In any case, the book offers so many pleasures that it warrants a high degree of tolerance to such errors. There are sixty items, uncollected and several unpublished, with numerous reminders of Burgess’s energy, erudition, wit and wide-ranging enthusiasms. On censorship, Henry Miller, Nabokov, Erica Jong, A. S. Byatt, Evelyn Waugh and Malcolm Lowry; Ellmann on Wilde, V. S. Naipaul, Graham Greene and Kingsley Amis. Burgess is always readable, often provocative, generally engaging. Remembering Earthly Powers, whose main protagonist was reputedly based on, or drew upon, Somerset Maugham, it’s salutary to be reminded of Burgess’s considerable and genuine regard for Maugham’s writing. He describes Cakes and Ale as ‘a textbook of literary criticism as well as a superb novel’ and, though he proposes to modify that to ‘a superb work of fiction’, since the book may be seen as an inflated short story, he adds that some of Maugham’s stories are ‘among the best in the language.’ Of his first reading of The Waste Land: ‘I was only fifteen, and I understood very little of the poem, but I recognised that it was important. I seemed to hear a door, a long way down one of my mind’s corridors, trying to creak open but not quite making it.’ That last sentence is right on the money.

He writes often and well on Joyce, of course, is consistent in his championing of Ford—‘without doubt the greatest British novelist of the century’—offers some clear and often compelling insights into the writing of fiction (‘The problem for all fiction writers is to decide who is telling the story’), is always fascinated by language, slang, class differences in speech and pronunciation. I liked this, from an unpublished piece (a version of a speech given at the Tate in 1991): ‘I say that a thing portrays beauty when it induces a feeling of elation which is unrelated to the biological or the utilitarian.
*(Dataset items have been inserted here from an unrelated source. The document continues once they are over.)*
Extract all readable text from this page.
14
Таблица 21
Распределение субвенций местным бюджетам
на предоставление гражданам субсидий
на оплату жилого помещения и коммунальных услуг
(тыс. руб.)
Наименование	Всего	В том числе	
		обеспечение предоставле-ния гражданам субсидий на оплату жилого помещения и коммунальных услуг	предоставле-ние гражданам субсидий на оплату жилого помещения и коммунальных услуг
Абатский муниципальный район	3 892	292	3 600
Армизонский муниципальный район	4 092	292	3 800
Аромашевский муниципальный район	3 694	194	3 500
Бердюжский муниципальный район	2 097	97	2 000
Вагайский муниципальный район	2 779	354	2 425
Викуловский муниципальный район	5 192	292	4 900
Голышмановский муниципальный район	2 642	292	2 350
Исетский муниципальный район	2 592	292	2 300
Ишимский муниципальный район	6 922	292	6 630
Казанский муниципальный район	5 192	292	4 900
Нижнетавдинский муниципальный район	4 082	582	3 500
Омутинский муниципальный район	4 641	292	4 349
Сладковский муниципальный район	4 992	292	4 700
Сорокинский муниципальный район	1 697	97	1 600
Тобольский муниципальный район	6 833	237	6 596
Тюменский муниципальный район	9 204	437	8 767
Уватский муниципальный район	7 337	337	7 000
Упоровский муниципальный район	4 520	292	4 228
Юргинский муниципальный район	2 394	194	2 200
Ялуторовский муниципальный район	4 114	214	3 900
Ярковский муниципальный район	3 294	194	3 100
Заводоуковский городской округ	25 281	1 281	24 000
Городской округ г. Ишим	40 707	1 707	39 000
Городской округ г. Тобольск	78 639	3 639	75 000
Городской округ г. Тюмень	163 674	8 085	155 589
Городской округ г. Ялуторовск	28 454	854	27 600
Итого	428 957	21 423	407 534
The orgasm produces elation because that is nature’s bribe to ensure the continuation of the race, even through that bribe is thwarted. The elation of health, or its recovery, or financial success, the winning of a difficult game doesn’t call into being the praise or near-worship of an artefact. The elation is probably the elation of a kind of metaphysical discovery, and that discovery is very frequently a sense of unity which only the arts can convey.’

Burgess

(Anthony Burgess via theconversation.com)

That word ‘elation’ caught my eye because it recurs in several Jonathan Williams contexts, usually when he was quoting Louis Zukofsky to the effect that the function of poetry is ‘to record & elate’ (or, on occasion, ‘to elate and record’), while Elite/Elate was the title of his 1979 Selected Poems. It’s ironic that Burgess is mentioned in a Williams essay only in a negative context: ‘In one of the Sunday papers, Mr. Anthony Burgess considered it withering and simple enough to call [Zukofsky] “a New Yorker, a Communist, a Jew, and a poet” (I think in that order)’.

Still, Burgess and Zukofsky at least have in common the valuing of ‘elation’ as a desirable effect of literature or the arts and an indispensable element in the perception of beauty.

My other recent Burgess-spotting came in my fat volume of Patrick White’s letters. Writing to Marshall Best, his American publisher, in 1970, White commented that Burgess had seemingly ruffled a gathering of Australian writers with a talk given at the Adelaide Festival, in which he asserted that, ‘A country is only remembered for its art. Rome is remembered for Vergil, Greece for Homer, and Australia may be remembered for Patrick White.’ According to the newspaper report, no one clapped. ‘How I wish I had been watching and listening at a hole in the wall’, White remarked.